While It Takes A Nation was certified gold following its April 1988 release, peaking at 42 on the Billboard 200 and at number on the R&B/Hip‑Hop chart, the album's first single, 'Bring The Noise', was included on the soundtrack of the 1987 Andrew McCarthey/Robert Downey Jr film Less Than Zero, and the second single, 'Don't Believe The Hype', charted at number 18 on both the Billboard R&B chart and UK singles chart. Nevertheless, it is 'Black Steel In The Hour Of Chaos', released as the record's third single at the start of 1989, that remains the bona‑fide classic.

"With that track I wanted to do something that almost had a West Coast kind of funkish feel,” remarks Hank Shocklee who, in addition to delivering a series of lectures on production, has recently been involved with an electronic Bomb Squad project, as well as an album of soul‑based dance music. "'Black Steel' was the only song like that, and lo and behold it's one of my favourite Public Enemy records. To me it was the father of gangsta rap, because after that the West Coast sound changed. That record was dark, and thanks to my classical background I'm a fan of the darkness. I like anything dark by Bach, anything dark by Rachmaninoff — I'm into that eerie, creepy feel that has a quiet calm to it and I like minor chords. That's why 'Black Steel' is definitely one of my favourites... It's like theme music for a badass.”  

Artist: Public Enemy

Track: 'Black Steel In The Hour Of Chaos'

Label: DEF JAM

Released: 1988

Producers: The Bomb Squad (Hank Shocklee, Chuck D, Eric Sadler, Keith Shocklee)

Engineer: Nick Sansano

Studio: Greene Street Recording

Greene Street Recording

Whereas PE's debut album had been produced at New York's INF Recording and Chung King House Of Metal, It Takes A Nation made use of Greene Street Recording, where engineers such as Rod Hui, Nick Sansano and Chris Shaw were, according to Hank Shocklee, "geniuses when it comes to sound and making stuff sound amazing. To me, those guys were just as important to creating the sound of Public Enemy as we were in terms of producing it and making all the beats. They knew how to get anything I needed done. When it comes to mixing and engineering, I'm a real stickler for that.

"From a musical perspective, there's a certain sound that you have to get. For example, I mixed 'Black Steel In The Hour Of Chaos' four times because I couldn't get it right. We were dealing with loops and dealing with samples, but this was back in the days when engineers didn't understand anything about samples — most people at that time brought in a drum machine and used the stock sounds so they could get a clean kick and a clean snare and a clean hi‑hat.

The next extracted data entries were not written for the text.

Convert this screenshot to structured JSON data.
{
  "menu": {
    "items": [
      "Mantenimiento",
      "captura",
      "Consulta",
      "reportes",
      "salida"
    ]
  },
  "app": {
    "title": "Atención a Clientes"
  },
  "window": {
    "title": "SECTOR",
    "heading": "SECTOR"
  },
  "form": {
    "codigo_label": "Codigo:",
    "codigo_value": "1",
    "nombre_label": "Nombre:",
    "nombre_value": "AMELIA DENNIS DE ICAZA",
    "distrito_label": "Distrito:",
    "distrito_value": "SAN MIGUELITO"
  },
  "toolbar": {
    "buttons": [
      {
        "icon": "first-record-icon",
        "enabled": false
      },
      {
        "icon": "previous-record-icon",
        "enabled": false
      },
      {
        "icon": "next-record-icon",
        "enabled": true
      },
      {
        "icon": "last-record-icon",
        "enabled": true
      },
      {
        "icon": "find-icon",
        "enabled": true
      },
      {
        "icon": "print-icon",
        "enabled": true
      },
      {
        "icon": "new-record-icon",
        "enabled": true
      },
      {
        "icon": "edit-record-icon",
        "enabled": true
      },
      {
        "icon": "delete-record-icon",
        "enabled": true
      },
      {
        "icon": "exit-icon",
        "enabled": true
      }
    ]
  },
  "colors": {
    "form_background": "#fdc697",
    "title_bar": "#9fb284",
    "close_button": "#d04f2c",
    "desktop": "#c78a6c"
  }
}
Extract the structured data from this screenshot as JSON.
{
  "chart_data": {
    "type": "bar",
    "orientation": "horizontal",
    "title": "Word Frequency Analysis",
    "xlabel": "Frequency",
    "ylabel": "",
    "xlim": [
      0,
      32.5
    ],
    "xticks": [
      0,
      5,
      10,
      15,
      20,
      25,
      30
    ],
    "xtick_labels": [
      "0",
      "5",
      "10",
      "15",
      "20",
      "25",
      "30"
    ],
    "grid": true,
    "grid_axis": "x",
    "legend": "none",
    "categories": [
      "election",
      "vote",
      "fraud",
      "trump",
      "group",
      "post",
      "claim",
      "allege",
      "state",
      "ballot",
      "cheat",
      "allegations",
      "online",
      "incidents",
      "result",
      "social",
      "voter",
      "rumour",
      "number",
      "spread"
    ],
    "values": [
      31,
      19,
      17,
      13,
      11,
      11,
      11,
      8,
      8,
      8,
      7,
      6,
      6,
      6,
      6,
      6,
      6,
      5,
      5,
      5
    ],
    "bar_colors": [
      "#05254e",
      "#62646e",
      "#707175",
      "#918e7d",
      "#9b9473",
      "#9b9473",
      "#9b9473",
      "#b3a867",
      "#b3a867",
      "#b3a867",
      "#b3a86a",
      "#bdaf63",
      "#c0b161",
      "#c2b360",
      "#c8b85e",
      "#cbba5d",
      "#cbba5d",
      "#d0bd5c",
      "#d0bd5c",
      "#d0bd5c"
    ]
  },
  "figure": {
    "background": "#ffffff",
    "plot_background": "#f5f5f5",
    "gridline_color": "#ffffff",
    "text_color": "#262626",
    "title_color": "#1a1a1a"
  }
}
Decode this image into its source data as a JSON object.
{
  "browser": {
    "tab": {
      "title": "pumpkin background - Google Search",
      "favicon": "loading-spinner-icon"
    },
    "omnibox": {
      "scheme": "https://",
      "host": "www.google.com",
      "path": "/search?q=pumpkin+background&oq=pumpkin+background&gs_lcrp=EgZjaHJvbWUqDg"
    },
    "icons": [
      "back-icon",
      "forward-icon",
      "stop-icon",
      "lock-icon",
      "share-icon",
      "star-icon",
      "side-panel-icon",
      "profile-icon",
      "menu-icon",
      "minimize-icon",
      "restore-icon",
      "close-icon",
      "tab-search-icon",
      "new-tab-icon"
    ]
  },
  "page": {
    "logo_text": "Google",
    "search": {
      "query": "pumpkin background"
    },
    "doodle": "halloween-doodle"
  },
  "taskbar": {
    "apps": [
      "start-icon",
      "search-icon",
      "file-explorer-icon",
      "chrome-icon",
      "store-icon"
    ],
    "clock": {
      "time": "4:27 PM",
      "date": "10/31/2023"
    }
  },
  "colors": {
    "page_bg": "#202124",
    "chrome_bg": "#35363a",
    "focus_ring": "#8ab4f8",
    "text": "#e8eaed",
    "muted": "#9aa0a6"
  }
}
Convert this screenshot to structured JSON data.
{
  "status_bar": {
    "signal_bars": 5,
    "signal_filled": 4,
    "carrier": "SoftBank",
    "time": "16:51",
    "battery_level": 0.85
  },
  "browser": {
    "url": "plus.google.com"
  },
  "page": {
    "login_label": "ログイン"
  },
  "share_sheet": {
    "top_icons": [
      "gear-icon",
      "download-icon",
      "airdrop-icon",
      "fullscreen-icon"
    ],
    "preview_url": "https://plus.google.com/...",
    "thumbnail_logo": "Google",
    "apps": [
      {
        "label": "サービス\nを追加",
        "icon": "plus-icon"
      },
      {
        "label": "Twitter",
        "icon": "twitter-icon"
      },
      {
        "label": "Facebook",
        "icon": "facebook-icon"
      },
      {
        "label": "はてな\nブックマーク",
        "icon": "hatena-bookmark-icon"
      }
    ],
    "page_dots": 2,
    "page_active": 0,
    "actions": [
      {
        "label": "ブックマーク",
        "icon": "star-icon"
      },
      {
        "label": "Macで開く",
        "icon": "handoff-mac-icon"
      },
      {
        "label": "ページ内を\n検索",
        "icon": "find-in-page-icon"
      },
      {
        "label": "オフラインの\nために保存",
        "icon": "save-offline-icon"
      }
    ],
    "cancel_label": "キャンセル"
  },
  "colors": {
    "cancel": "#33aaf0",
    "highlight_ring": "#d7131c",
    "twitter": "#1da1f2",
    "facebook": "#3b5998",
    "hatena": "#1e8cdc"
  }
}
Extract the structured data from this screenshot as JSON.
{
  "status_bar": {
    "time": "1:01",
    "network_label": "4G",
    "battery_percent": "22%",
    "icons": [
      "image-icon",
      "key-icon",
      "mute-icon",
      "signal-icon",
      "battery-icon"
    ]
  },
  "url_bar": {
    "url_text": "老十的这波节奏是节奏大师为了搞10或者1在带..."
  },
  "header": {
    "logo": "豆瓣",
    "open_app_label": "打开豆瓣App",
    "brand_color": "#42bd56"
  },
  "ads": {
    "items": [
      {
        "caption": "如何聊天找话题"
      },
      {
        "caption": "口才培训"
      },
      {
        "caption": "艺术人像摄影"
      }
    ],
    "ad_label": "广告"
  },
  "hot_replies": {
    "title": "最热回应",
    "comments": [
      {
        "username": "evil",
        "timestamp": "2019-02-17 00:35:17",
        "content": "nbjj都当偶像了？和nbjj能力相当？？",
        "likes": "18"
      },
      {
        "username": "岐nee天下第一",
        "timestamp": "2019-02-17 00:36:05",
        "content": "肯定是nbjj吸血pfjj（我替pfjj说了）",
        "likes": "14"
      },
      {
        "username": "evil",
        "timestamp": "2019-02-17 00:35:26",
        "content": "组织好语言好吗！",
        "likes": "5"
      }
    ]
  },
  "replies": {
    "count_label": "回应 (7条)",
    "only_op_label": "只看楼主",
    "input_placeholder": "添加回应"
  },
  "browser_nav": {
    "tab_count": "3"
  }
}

Meanwhile, I was coming in with my kicks and snares off other records. That's a whole other treatment and most engineers didn't understand what the hell I was doing. Why would I not put a clean kick in there? They didn't understand that part of the sound was in the dirt that we would get from the samples, whether it be hiss from the record or a crackle on top of the kick that had them trying to zero in on that frequency and figure out a way to get rid of it. I'd be sitting there, saying, 'No, you need to boost that...' It was about that extra funk which I'd want to feel; that extra dirtiness which would make the fans of Public Enemy feel like we're from the gutter. This was the street; not clean, not processed.”